THE PLOUGH AND THE STARS


Charlotte Moore, artistic director of the Irish Repertory Theatre, has impressively directed many of the company’s productions, but she absolutely soars in her staging of “The Plough and the Stars” as part of presenting a season of Sean O’Casey’s plays. There is an element of nostalgia involved, as in the first year of the Irish Rep’s existence, 1988, it presented the same O’Casey play.

O’Casey (1880-1964) had the gift of being able to create believable characters and present them in the context of Irish battles for independence, and do so with colorful dialogue that defined both them and the issues. For this production Moore has assembled the right cast for making O’Casey’s 1926 play come dynamically alive with a high level of tension.

Scenic designer Charlie Corcoran has created one of the company’s most memorable sets in which to place the spirited and tragic action. In the limited space of the compact stage, with the use of a revolving set, Corcoran has created the living room of a tenement dwelling in Dublin, a bar (public house), and an exterior outside the building wall, and yet another living room. The right wall of the theater is lined with make-believe windows to add flavor and breadth.

The play starts in November of 1915, and then moves on to the Easter Uprising in 1916, when the famed rebellion materializes. The play’s title is derived from the flag of the Irish Citizen Army. There is a meeting we hear taking place outside the public house as background against which the lives of the characters unfold and the street battle escalates.

Nora Clitheroe, played by Clare O’Malley, and Jack Clitheroe, portrayed by Adam Petherbridge, are central as a newlywed couple. Jack, a former member of the Citizen Army, is committed to the Irish rebel cause and when summoned feels duty-bound to do battle along with his comrades. But Nora passionately doesn’t want him to fight. She burns a military letter that was sent Jack, informing him of a promotion, which infuriates Jack when he learns of what she has done.

After Jack goes off to take part in the impending battle, Nora is beside herself with anger and frustration. When Jack is killed, she refuses to face the truth. She loses it mentally, and becomes increasingly hysterical in her thinking that Jack is alive. O’Malley can break one’s heart in the way in which she portrays this bereft Nora as a woman going to pieces.

(The accuracy of such a possibility struck a personal note for me. While working as a journalist years ago, I rented a room in a house in which the son, a fireman, drowned trying to save the lives of boys. His father, refusing to acknowledge the truth, would leave the house every day and say he was going to visit his son).
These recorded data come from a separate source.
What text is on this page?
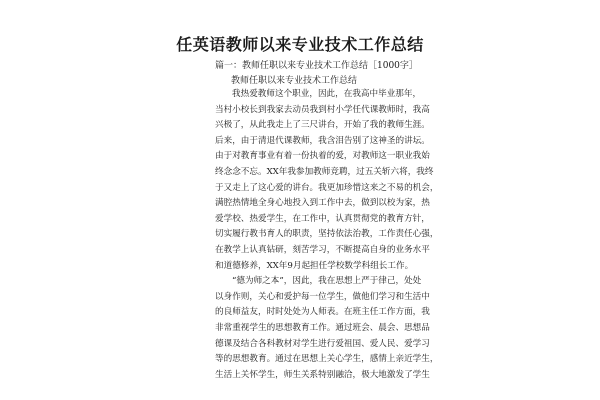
任英语教师以来专业技术工作总结
篇一：教师任职以来专业技术工作总结［1000字］
教师任职以来专业技术工作总结
我热爱教师这个职业，因此，在我高中毕业那年，
当村小校长到我家去动员我到村小学任代课教师时，我高
兴极了，从此我走上了三尺讲台，开始了我的教师生涯。
后来，由于清退代课教师，我含泪告别了这神圣的讲坛。
由于对教育事业有着一份执着的爱，对教师这一职业我始
终念念不忘。XX年我参加教师竞聘，过五关斩六将，我终
于又走上了这心爱的讲台。我更加珍惜这来之不易的机会，
满腔热情地全身心地投入到工作中去，做到以校为家，热
爱学校、热爱学生，在工作中，认真贯彻党的教育方针，
切实履行教书育人的职责，坚持依法治教，工作责任心强，
在教学上认真钻研，刻苦学习，不断提高自身的业务水平
和道德修养，XX年9月起担任学校数学科组长工作。
“德为师之本”，因此，我在思想上严于律己，处处
以身作则，关心和爱护每一位学生，做他们学习和生活中
的良师益友，时时处处为人师表。在班主任工作方面，我
非常重视学生的思想教育工作。通过班会、晨会、思想品
德课及结合各科教材对学生进行爱祖国、爱人民、爱学习
等的思想教育。通过在思想上关心学生，感情上亲近学生，
生活上关怀学生，师生关系特别融洽，极大地激发了学生
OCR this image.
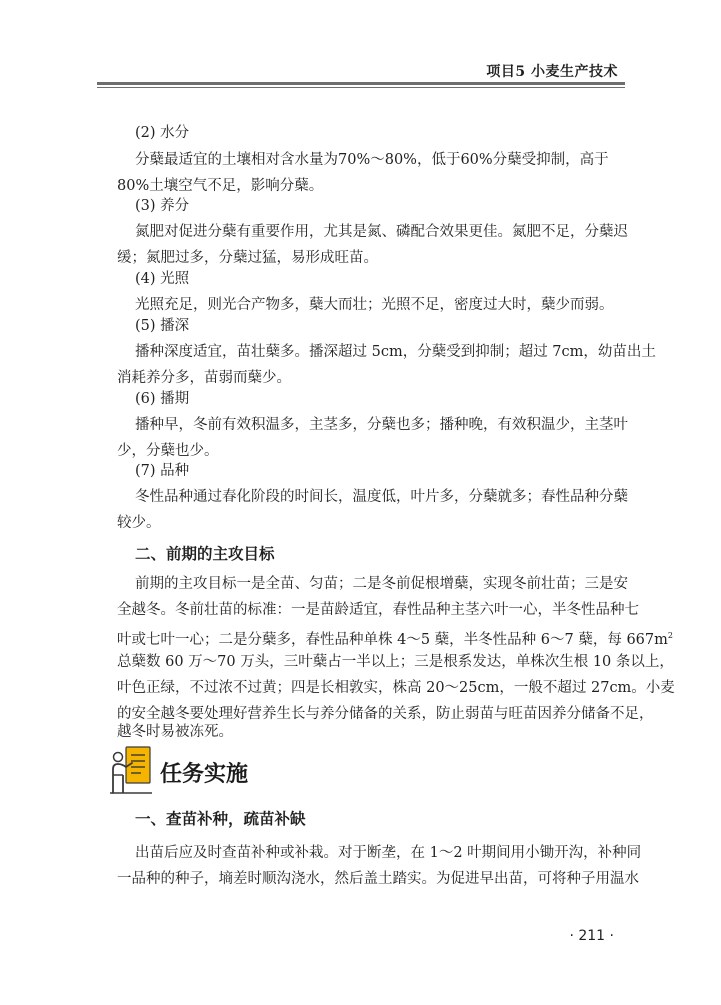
项目5 小麦生产技术
(2) 水分
分蘖最适宜的土壤相对含水量为70%～80%，低于60%分蘖受抑制，高于
80%土壤空气不足，影响分蘖。
(3) 养分
氮肥对促进分蘖有重要作用，尤其是氮、磷配合效果更佳。氮肥不足，分蘖迟
缓；氮肥过多，分蘖过猛，易形成旺苗。
(4) 光照
光照充足，则光合产物多，蘖大而壮；光照不足，密度过大时，蘖少而弱。
(5) 播深
播种深度适宜，苗壮蘖多。播深超过 5cm，分蘖受到抑制；超过 7cm，幼苗出土
消耗养分多，苗弱而蘖少。
(6) 播期
播种早，冬前有效积温多，主茎多，分蘖也多；播种晚，有效积温少，主茎叶
少，分蘖也少。
(7) 品种
冬性品种通过春化阶段的时间长，温度低，叶片多，分蘖就多；春性品种分蘖
较少。
二、前期的主攻目标
前期的主攻目标一是全苗、匀苗；二是冬前促根增蘖，实现冬前壮苗；三是安
全越冬。冬前壮苗的标准：一是苗龄适宜，春性品种主茎六叶一心，半冬性品种七
叶或七叶一心；二是分蘖多，春性品种单株 4～5 蘖，半冬性品种 6～7 蘖，每 $667m^2$
总蘖数 60 万～70 万头，三叶蘖占一半以上；三是根系发达，单株次生根 10 条以上，
叶色正绿，不过浓不过黄；四是长相敦实，株高 20～25cm，一般不超过 27cm。小麦
的安全越冬要处理好营养生长与养分储备的关系，防止弱苗与旺苗因养分储备不足，
越冬时易被冻死。
任务实施
一、查苗补种，疏苗补缺
出苗后应及时查苗补种或补栽。对于断垄，在 1～2 叶期间用小锄开沟，补种同
一品种的种子，墒差时顺沟浇水，然后盖土踏实。为促进早出苗，可将种子用温水
· 211 ·
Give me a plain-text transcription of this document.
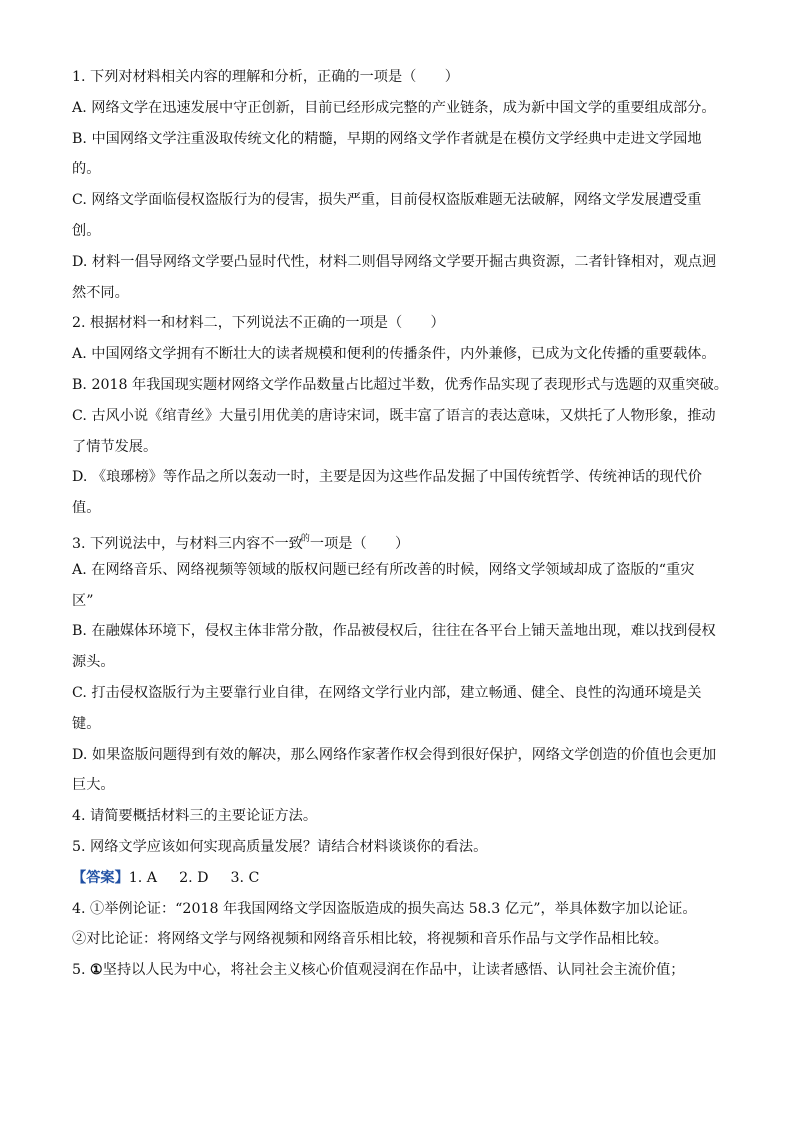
1. 下列对材料相关内容的理解和分析，正确的一项是（　　）
A. 网络文学在迅速发展中守正创新，目前已经形成完整的产业链条，成为新中国文学的重要组成部分。
B. 中国网络文学注重汲取传统文化的精髓，早期的网络文学作者就是在模仿文学经典中走进文学园地
的。
C. 网络文学面临侵权盗版行为的侵害，损失严重，目前侵权盗版难题无法破解，网络文学发展遭受重
创。
D. 材料一倡导网络文学要凸显时代性，材料二则倡导网络文学要开掘古典资源，二者针锋相对，观点迥
然不同。
2. 根据材料一和材料二，下列说法不正确的一项是（　　）
A. 中国网络文学拥有不断壮大的读者规模和便利的传播条件，内外兼修，已成为文化传播的重要载体。
B. 2018 年我国现实题材网络文学作品数量占比超过半数，优秀作品实现了表现形式与选题的双重突破。
C. 古风小说《绾青丝》大量引用优美的唐诗宋词，既丰富了语言的表达意味，又烘托了人物形象，推动
了情节发展。
D. 《琅琊榜》等作品之所以轰动一时，主要是因为这些作品发掘了中国传统哲学、传统神话的现代价
值。
3. 下列说法中，与材料三内容不一致$^的$一项是（　　）
A. 在网络音乐、网络视频等领域的版权问题已经有所改善的时候，网络文学领域却成了盗版的“重灾
区”
B. 在融媒体环境下，侵权主体非常分散，作品被侵权后，往往在各平台上铺天盖地出现，难以找到侵权
源头。
C. 打击侵权盗版行为主要靠行业自律，在网络文学行业内部，建立畅通、健全、良性的沟通环境是关
键。
D. 如果盗版问题得到有效的解决，那么网络作家著作权会得到很好保护，网络文学创造的价值也会更加
巨大。
4. 请简要概括材料三的主要论证方法。
5. 网络文学应该如何实现高质量发展？请结合材料谈谈你的看法。
【答案】1. A 2. D 3. C
4. ①举例论证：“2018 年我国网络文学因盗版造成的损失高达 58.3 亿元”，举具体数字加以论证。
②对比论证：将网络文学与网络视频和网络音乐相比较，将视频和音乐作品与文学作品相比较。
5. ①坚持以人民为中心，将社会主义核心价值观浸润在作品中，让读者感悟、认同社会主流价值；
Michael Mellamphy gives a striking performance as the boisterous Fluther Good, who is a carpenter and a proud union member. James Russell is provocative as The Young Covey, who is a communist forever needling others about his philosophy being the only just solution for society. He especially makes fun of Robert Langdon Lloyd as Nora’s uncle, the elderly former solider Peter Flynn, who dresses in an outdated uniform and has a sword that he likes to brandish threateningly to those who mock him.

Maryann Plunkett plays Bessie Burgess, a Protestant who gets very angry and hostile when drinking too much. Úna Clancy is the feisty tenant Mrs. Gogan, who resents the way Nora dresses in trying to look chic. Meg Hennessy is pitiable as the fatally ill young Mollser dying of consumption. Sarah Street colorfully plays Rosie Redmond, the local prostitute who hangs out in the public house. Harry Smith is the bartender.
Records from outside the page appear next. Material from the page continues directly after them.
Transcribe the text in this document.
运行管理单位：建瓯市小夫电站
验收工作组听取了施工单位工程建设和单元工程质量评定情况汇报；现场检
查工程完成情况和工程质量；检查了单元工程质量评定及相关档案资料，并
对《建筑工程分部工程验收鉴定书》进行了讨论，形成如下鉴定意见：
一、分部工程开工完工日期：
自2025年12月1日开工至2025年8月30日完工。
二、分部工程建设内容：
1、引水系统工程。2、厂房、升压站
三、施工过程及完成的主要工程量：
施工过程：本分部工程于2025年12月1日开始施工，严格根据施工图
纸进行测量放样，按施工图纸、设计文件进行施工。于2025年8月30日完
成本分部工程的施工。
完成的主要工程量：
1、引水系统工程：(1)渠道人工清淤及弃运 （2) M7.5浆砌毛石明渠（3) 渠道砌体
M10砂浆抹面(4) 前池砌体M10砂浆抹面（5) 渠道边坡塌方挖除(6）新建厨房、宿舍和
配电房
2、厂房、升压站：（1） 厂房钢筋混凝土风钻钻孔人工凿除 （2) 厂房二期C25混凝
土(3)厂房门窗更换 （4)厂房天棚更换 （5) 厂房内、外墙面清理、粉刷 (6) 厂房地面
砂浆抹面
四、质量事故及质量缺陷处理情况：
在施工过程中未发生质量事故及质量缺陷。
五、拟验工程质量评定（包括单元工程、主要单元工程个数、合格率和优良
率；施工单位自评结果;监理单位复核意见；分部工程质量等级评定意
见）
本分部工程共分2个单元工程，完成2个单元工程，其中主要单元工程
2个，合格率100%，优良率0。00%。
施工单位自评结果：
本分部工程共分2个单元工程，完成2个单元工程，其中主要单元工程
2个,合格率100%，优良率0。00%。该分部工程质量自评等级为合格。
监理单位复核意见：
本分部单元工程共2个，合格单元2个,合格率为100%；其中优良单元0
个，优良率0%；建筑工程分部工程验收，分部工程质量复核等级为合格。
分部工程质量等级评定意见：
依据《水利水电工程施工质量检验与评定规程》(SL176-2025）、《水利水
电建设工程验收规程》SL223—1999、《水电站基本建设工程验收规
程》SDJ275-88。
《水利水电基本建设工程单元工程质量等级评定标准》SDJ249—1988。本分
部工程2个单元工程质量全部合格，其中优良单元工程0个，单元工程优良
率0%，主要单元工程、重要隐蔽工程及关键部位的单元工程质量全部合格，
Terry Donnelly, a familiar stalwart with the Irish Rep, turns up here as the befuddled Woman from Rathmines, who is terrified at the noise of fighting and feels totally at sea. John Keating, another Irish Rep regular, is Captain Brennan of the Citizen Army.

As the drama escalates, O’Casey weaves the web of involvement in what is happening outside of the individual relationships, thus placing his characters in the midst of Irish history. He introduces two British soldiers whose actions result in an unintended civilian death and the play’s ultimate imagery is of these men sitting matter-of-factly at what they have wrought in their line of duty and covering the dead body in their midst.

From an audience viewpoint, there is cause for great appreciation of the entire cast and the writing of O’Casey, as well as for this deeply felt staging under Moore’s direction and overall affection for the continuing work of the Irish Repertory Theatre, one of New York’s esteemed theater institutions. A the Irish Repertory Theatre, 132 West 22nd Street. Phone: 212-727-2737. Reviewed May 9, 2019.